Luego nos subimos al primer automotor que partió rumbo a Puerto López. La carretera era larga, angosta y polvorienta. Parecía una herida de machete a la extensa llanura. En ese recorrido era muy fácil dormirse en el incómodo automotor. Y eso le sucedió al historiador. Yo me mantuve alerta para no pasarnos del lugar donde debíamos bajarnos del bus. Lo único emocionante del monótono viaje sucedía cuando el conductor bajaba la velocidad para darle paso a algún pesado camión, en dirección contraria, cargado de bultos de arroz y racimos de plátanos.
La tarde languidecía cuando arribamos a la toma de tierra. El ropaje informal que el historiador llevaba puesto parecía haber sido salpicado por un coche veloz sobre un charco de calle bogotana. También su rostro barbado, acezante y sudoroso daba la impresión de haber padecido una tragedia. Alguien le ofreció una hamaca para que descansara un poco antes de comenzar la charla.

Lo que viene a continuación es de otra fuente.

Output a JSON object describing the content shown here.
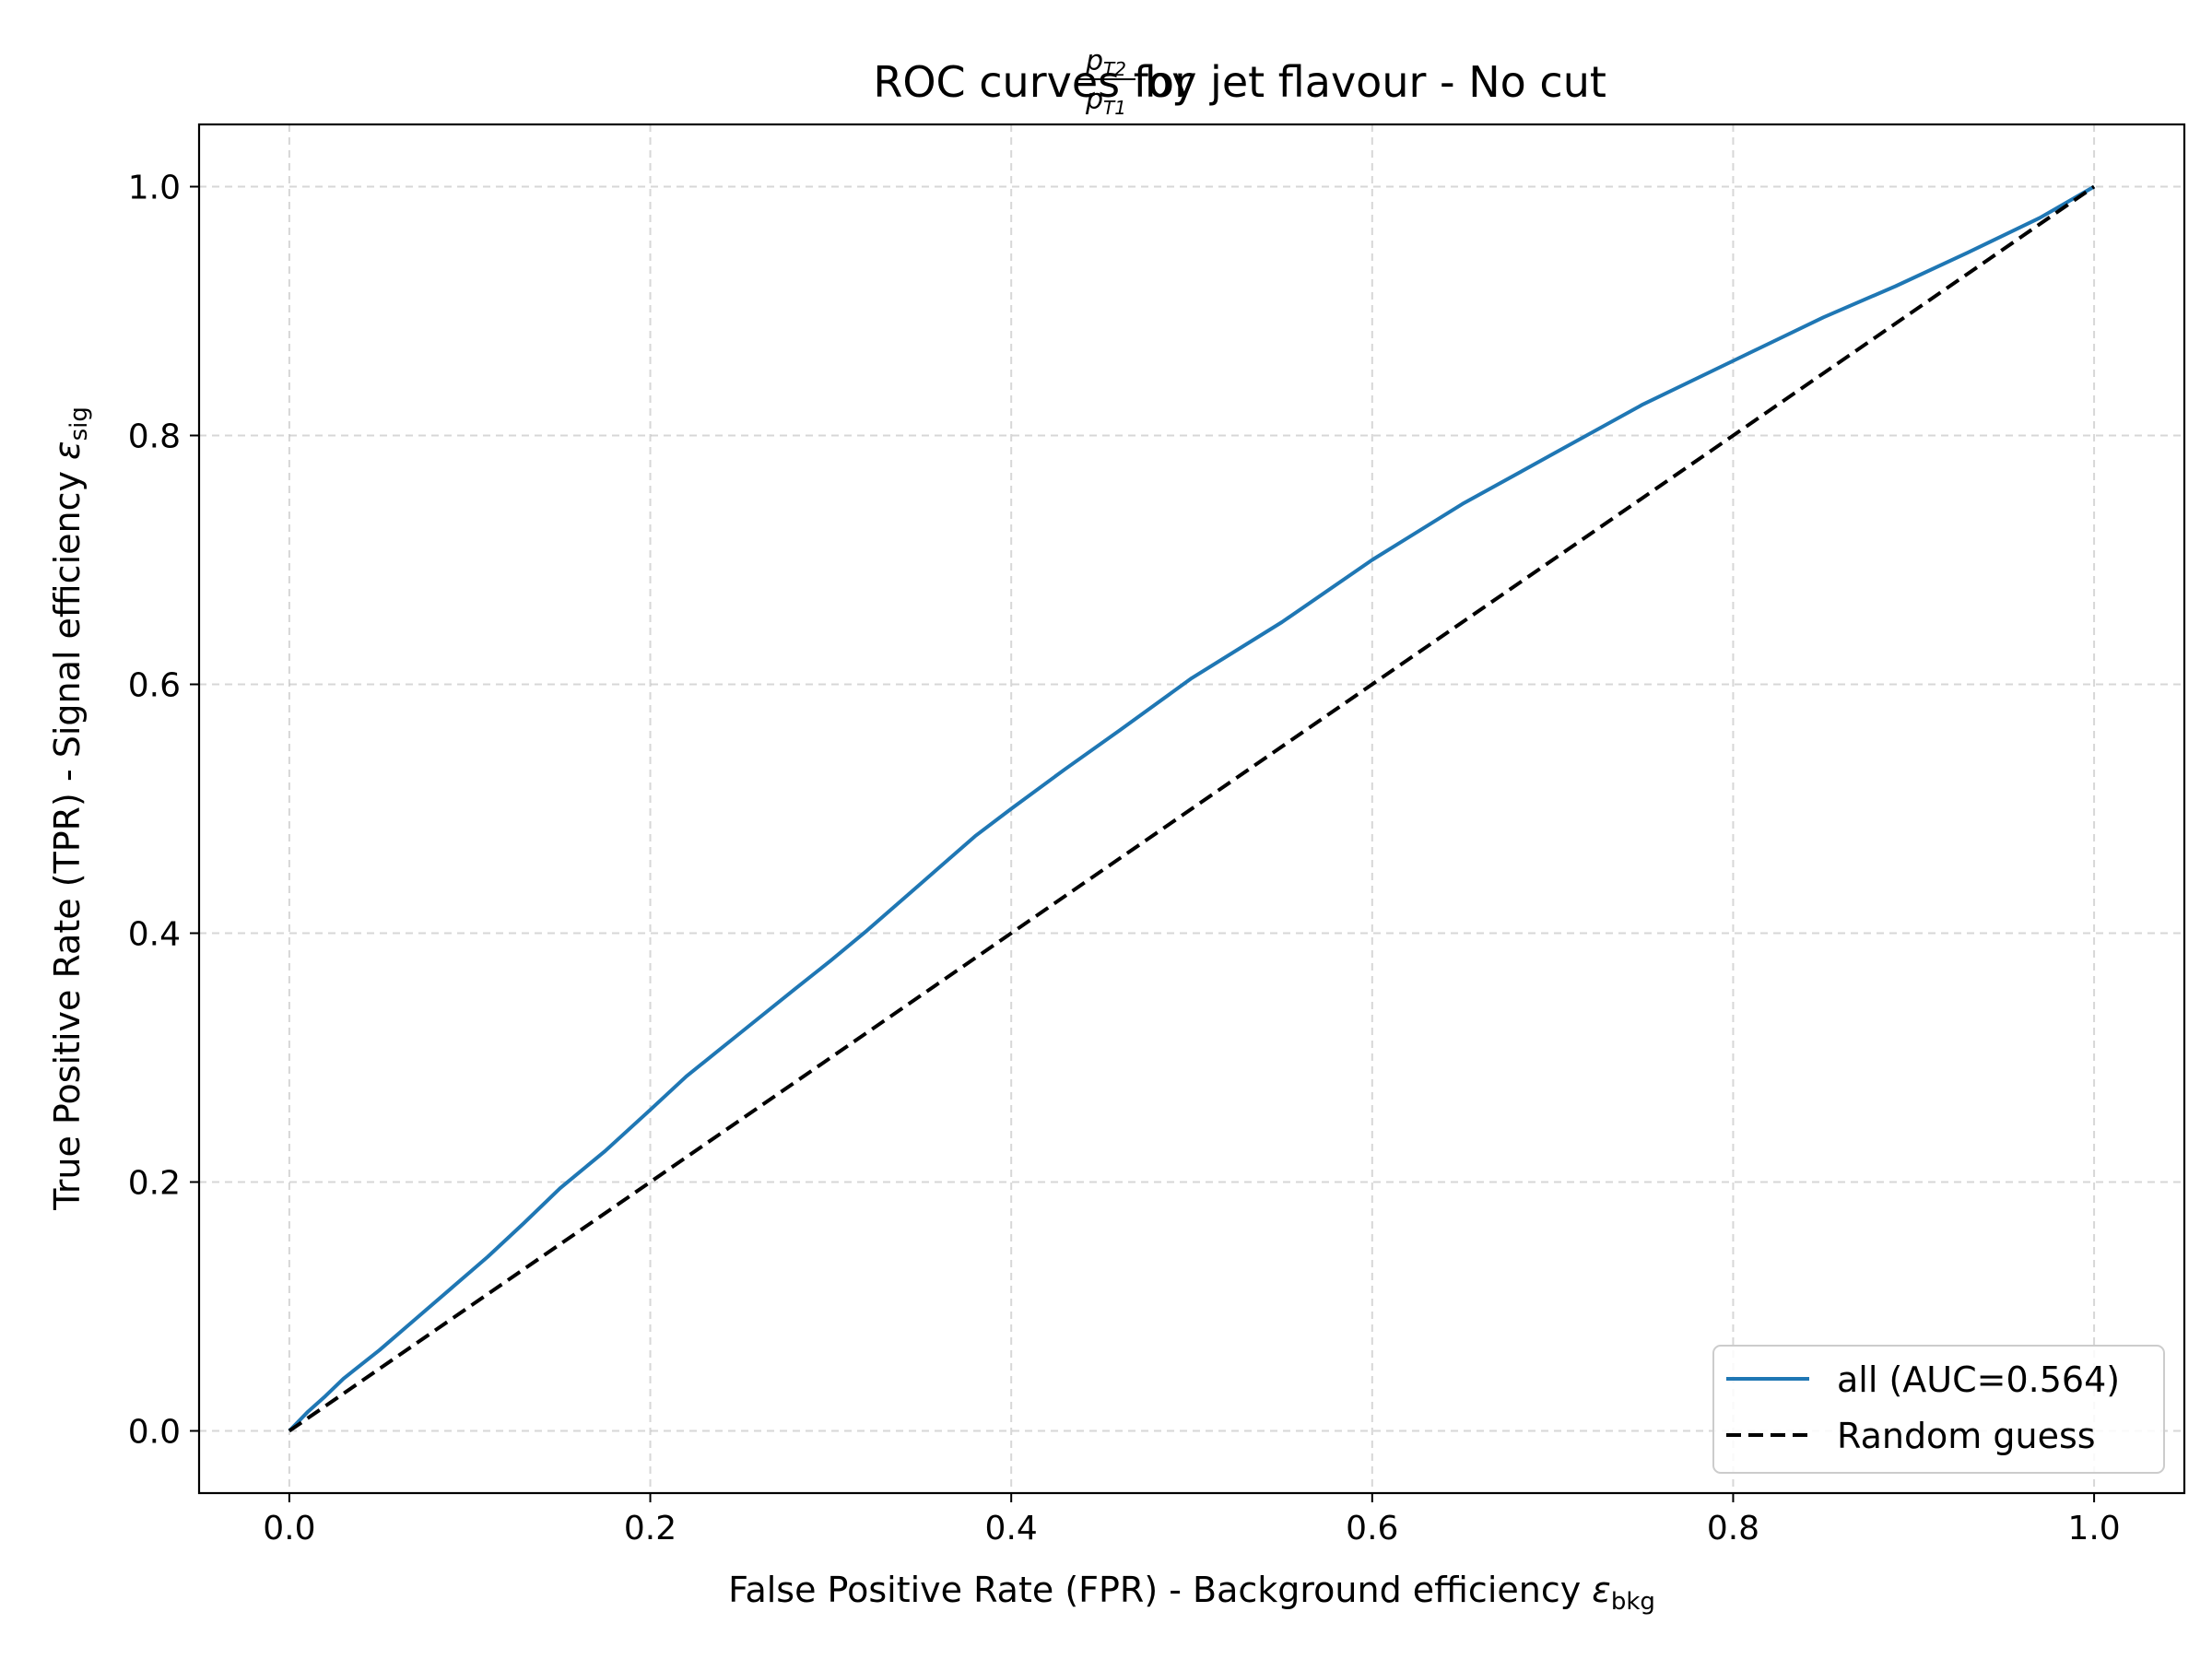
{
  "chart_data": {
    "type": "line",
    "title": {
      "prefix": "ROC curves for ",
      "fraction_numerator": "p",
      "fraction_numerator_sub": "T2",
      "fraction_denominator": "p",
      "fraction_denominator_sub": "T1",
      "suffix": " by jet flavour - No cut"
    },
    "xlabel": {
      "text": "False Positive Rate (FPR) - Background efficiency ",
      "symbol": "ε",
      "subscript": "bkg"
    },
    "ylabel": {
      "text": "True Positive Rate (TPR) - Signal efficiency ",
      "symbol": "ε",
      "subscript": "sig"
    },
    "xlim": [
      -0.05,
      1.05
    ],
    "ylim": [
      -0.05,
      1.05
    ],
    "xticks": [
      0.0,
      0.2,
      0.4,
      0.6,
      0.8,
      1.0
    ],
    "yticks": [
      0.0,
      0.2,
      0.4,
      0.6,
      0.8,
      1.0
    ],
    "xtick_labels": [
      "0.0",
      "0.2",
      "0.4",
      "0.6",
      "0.8",
      "1.0"
    ],
    "ytick_labels": [
      "0.0",
      "0.2",
      "0.4",
      "0.6",
      "0.8",
      "1.0"
    ],
    "grid": true,
    "legend_position": "lower-right",
    "series": [
      {
        "name": "all (AUC=0.564)",
        "style": "solid",
        "color": "#1f77b4",
        "x": [
          0.0,
          0.01,
          0.02,
          0.03,
          0.05,
          0.07,
          0.09,
          0.11,
          0.13,
          0.15,
          0.175,
          0.2,
          0.22,
          0.25,
          0.28,
          0.3,
          0.32,
          0.35,
          0.38,
          0.4,
          0.43,
          0.46,
          0.5,
          0.55,
          0.6,
          0.65,
          0.7,
          0.75,
          0.8,
          0.85,
          0.89,
          0.93,
          0.97,
          1.0
        ],
        "y": [
          0.0,
          0.015,
          0.028,
          0.042,
          0.065,
          0.09,
          0.115,
          0.14,
          0.167,
          0.195,
          0.225,
          0.258,
          0.285,
          0.32,
          0.355,
          0.378,
          0.402,
          0.44,
          0.478,
          0.5,
          0.532,
          0.563,
          0.605,
          0.65,
          0.7,
          0.745,
          0.785,
          0.825,
          0.86,
          0.895,
          0.92,
          0.947,
          0.975,
          1.0
        ]
      },
      {
        "name": "Random guess",
        "style": "dashed",
        "color": "#000000",
        "x": [
          0.0,
          1.0
        ],
        "y": [
          0.0,
          1.0
        ]
      }
    ]
  }
}
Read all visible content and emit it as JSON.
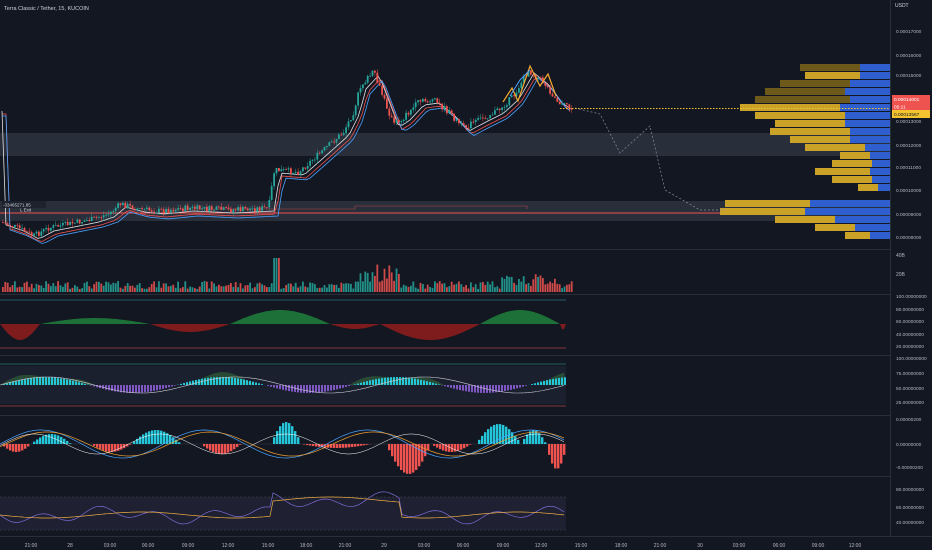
{
  "header": {
    "symbol_info": "Terra Classic / Tether, 15, KUCOIN",
    "currency": "USDT"
  },
  "colors": {
    "background": "#131722",
    "up": "#26a69a",
    "down": "#ef5350",
    "pane_sep": "#2a2e39",
    "axis_text": "#b2b5be",
    "grid": "#1e222d",
    "vp_gold": "#c9a227",
    "vp_gold_dark": "#6d5a1a",
    "vp_blue": "#2f5ecf",
    "last_price": "#f4c430",
    "price_tag_red": "#ef5350"
  },
  "price_axis": {
    "ticks": [
      "0.00017000",
      "0.00016000",
      "0.00015000",
      "0.00013000",
      "0.00012000",
      "0.00011000",
      "0.00010000",
      "0.00009000",
      "0.00008000"
    ],
    "tags": {
      "price_red": "0.00014001",
      "countdown": "05:11",
      "price_yellow": "0.00013567"
    }
  },
  "trade_markers": {
    "position_label": "-33465271.85",
    "exit_label": "L Exit"
  },
  "volume_pane": {
    "ticks": [
      "40B",
      "20B"
    ]
  },
  "pane_rsi_like": {
    "ticks": [
      "100.00000000",
      "80.00000000",
      "60.00000000",
      "40.00000000",
      "20.00000000"
    ]
  },
  "pane_stoch": {
    "ticks": [
      "100.00000000",
      "75.00000000",
      "50.00000000",
      "25.00000000"
    ]
  },
  "pane_macd": {
    "ticks": [
      "0.00000200",
      "0.00000000",
      "-0.00000200"
    ]
  },
  "pane_osc": {
    "ticks": [
      "80.00000000",
      "60.00000000",
      "40.00000000"
    ]
  },
  "time_axis": {
    "labels": [
      "21:00",
      "28",
      "03:00",
      "06:00",
      "09:00",
      "12:00",
      "15:00",
      "18:00",
      "21:00",
      "29",
      "03:00",
      "06:00",
      "09:00",
      "12:00",
      "15:00",
      "18:00",
      "21:00",
      "30",
      "03:00",
      "06:00",
      "09:00",
      "12:00"
    ]
  }
}
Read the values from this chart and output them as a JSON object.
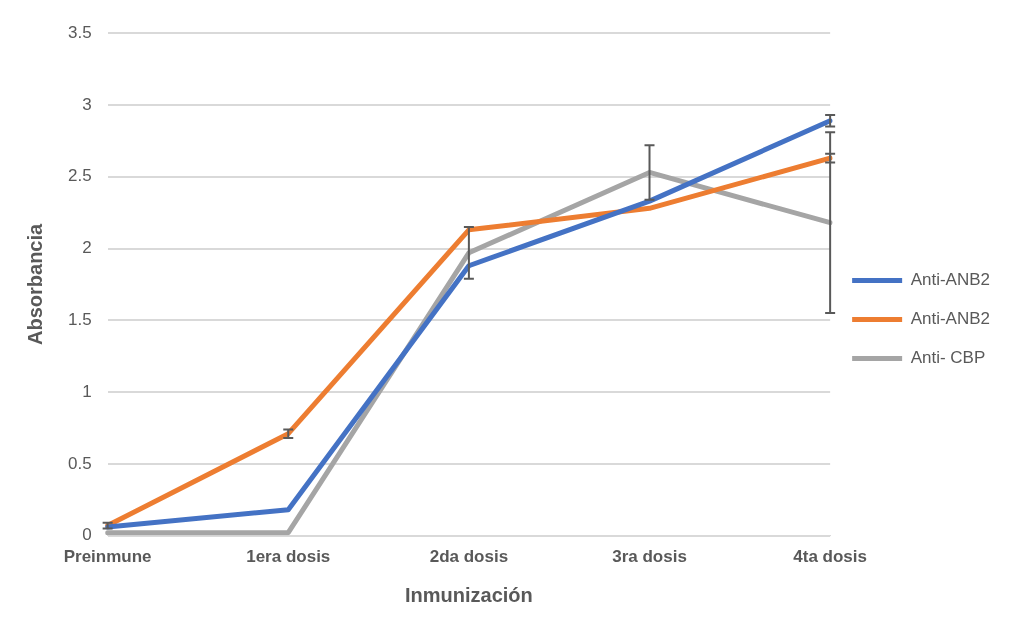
{
  "chart_data": {
    "type": "line",
    "xlabel": "Inmunización",
    "ylabel": "Absorbancia",
    "categories": [
      "Preinmune",
      "1era dosis",
      "2da dosis",
      "3ra dosis",
      "4ta dosis"
    ],
    "series": [
      {
        "name": "Anti-ANB2",
        "color": "#4472c4",
        "values": [
          0.06,
          0.18,
          1.88,
          2.33,
          2.89
        ],
        "errors": [
          null,
          null,
          null,
          null,
          0.04
        ]
      },
      {
        "name": "Anti-ANB2",
        "color": "#ed7d31",
        "values": [
          0.07,
          0.71,
          2.13,
          2.28,
          2.63
        ],
        "errors": [
          0.02,
          0.03,
          null,
          null,
          0.03
        ]
      },
      {
        "name": "Anti- CBP",
        "color": "#a5a5a5",
        "values": [
          0.02,
          0.02,
          1.97,
          2.53,
          2.18
        ],
        "errors": [
          null,
          null,
          0.18,
          0.19,
          0.63
        ]
      }
    ],
    "ylim": [
      0,
      3.5
    ],
    "yticks": [
      0,
      0.5,
      1,
      1.5,
      2,
      2.5,
      3,
      3.5
    ],
    "grid": "y",
    "legend": "right",
    "marker": "none",
    "line_style": "solid"
  }
}
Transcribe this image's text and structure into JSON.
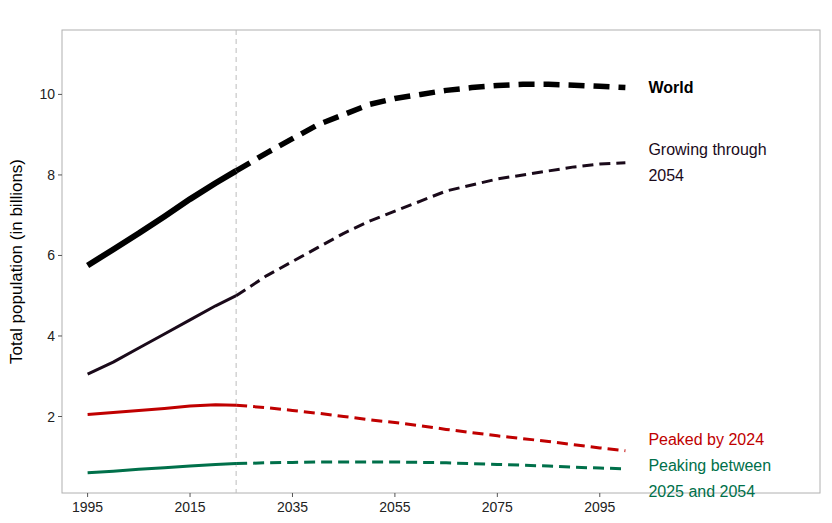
{
  "chart_data": {
    "type": "line",
    "y_label": "Total population (in billions)",
    "x": [
      1995,
      2000,
      2005,
      2010,
      2015,
      2020,
      2024,
      2030,
      2035,
      2040,
      2045,
      2050,
      2055,
      2060,
      2065,
      2070,
      2075,
      2080,
      2085,
      2090,
      2095,
      2100
    ],
    "projection_start": 2024,
    "series": [
      {
        "name": "World",
        "color": "#000000",
        "values": [
          5.75,
          6.15,
          6.55,
          6.97,
          7.4,
          7.8,
          8.1,
          8.55,
          8.9,
          9.25,
          9.5,
          9.75,
          9.9,
          10.0,
          10.1,
          10.17,
          10.22,
          10.25,
          10.25,
          10.23,
          10.2,
          10.17
        ]
      },
      {
        "name": "Growing through 2054",
        "color": "#1a0a1a",
        "values": [
          3.05,
          3.35,
          3.7,
          4.05,
          4.4,
          4.75,
          5.0,
          5.5,
          5.85,
          6.2,
          6.55,
          6.85,
          7.1,
          7.35,
          7.6,
          7.75,
          7.9,
          8.0,
          8.1,
          8.2,
          8.27,
          8.3
        ]
      },
      {
        "name": "Peaked by 2024",
        "color": "#c00000",
        "values": [
          2.05,
          2.1,
          2.15,
          2.2,
          2.26,
          2.29,
          2.28,
          2.22,
          2.15,
          2.08,
          2.0,
          1.92,
          1.85,
          1.77,
          1.68,
          1.6,
          1.52,
          1.45,
          1.38,
          1.3,
          1.22,
          1.15
        ]
      },
      {
        "name": "Peaking between 2025 and 2054",
        "color": "#00704a",
        "values": [
          0.6,
          0.64,
          0.69,
          0.73,
          0.77,
          0.81,
          0.83,
          0.85,
          0.86,
          0.87,
          0.87,
          0.87,
          0.87,
          0.86,
          0.85,
          0.83,
          0.81,
          0.79,
          0.77,
          0.74,
          0.72,
          0.7
        ]
      }
    ],
    "xlim": [
      1990,
      2138
    ],
    "xticks": [
      1995,
      2015,
      2035,
      2055,
      2075,
      2095
    ],
    "ylim": [
      0.1,
      11.6
    ],
    "yticks": [
      2,
      4,
      6,
      8,
      10
    ],
    "grid": false
  }
}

Mientras tanto, todos se alistaban para enfrentar la oscuridad. En un lugar desbrozado se encendió una hoguera cerca de dos árboles caídos que servían de asientos. Así de sencillo e idílico era el recinto donde el historiador empezó su charla. Pero diez minutos después el ruido de las palmas de sus manos contra su cuerpo no dejaban escuchar lo que decía. De pronto dejó de hablar y de palmotearse. Una mujer robusta lo iluminó con un leño encendido.
—¡Los zancudos lo han dejado peor que una mazorca! —gritó.
Enseguida muchos se acercaron con palos en llamas al mustio historiador y nada tardaron en decidir que había que llevarlo de urgencia al hospital de Villavicencio antes de que muriera. Así fue como acostaron al profesor de nuevo en la hamaca y con ella guindada en una vara, un muchacho escuálido y la mujer robusta se metieron en la oscuridad bordeando el río.
Los dos siguientes días no pude estar tranquilo ni conciliar el sueño. Me sentía culpable de todo lo malo que había pasado. No teníamos noticia de si Gonzalo Sánchez se había salvado o no. Por fortuna, ya entrada la noche del segundo día, apareció la pareja que había cargado al historiador en la hamaca.
Alrededor de la fogata ambos contaron las peripecias que pasaron hasta llegar al hospital de Villavicencio con el profesor más muerto que vivo. Allá lo atendieron sin pérdida de tiempo y lo último que escucharon fue a un médico ordenando por teléfono que trasladaran con urgencia a Bogotá, en ambulancia o de preferencia en helicóptero, al paciente alérgico a las picadas de zancudos.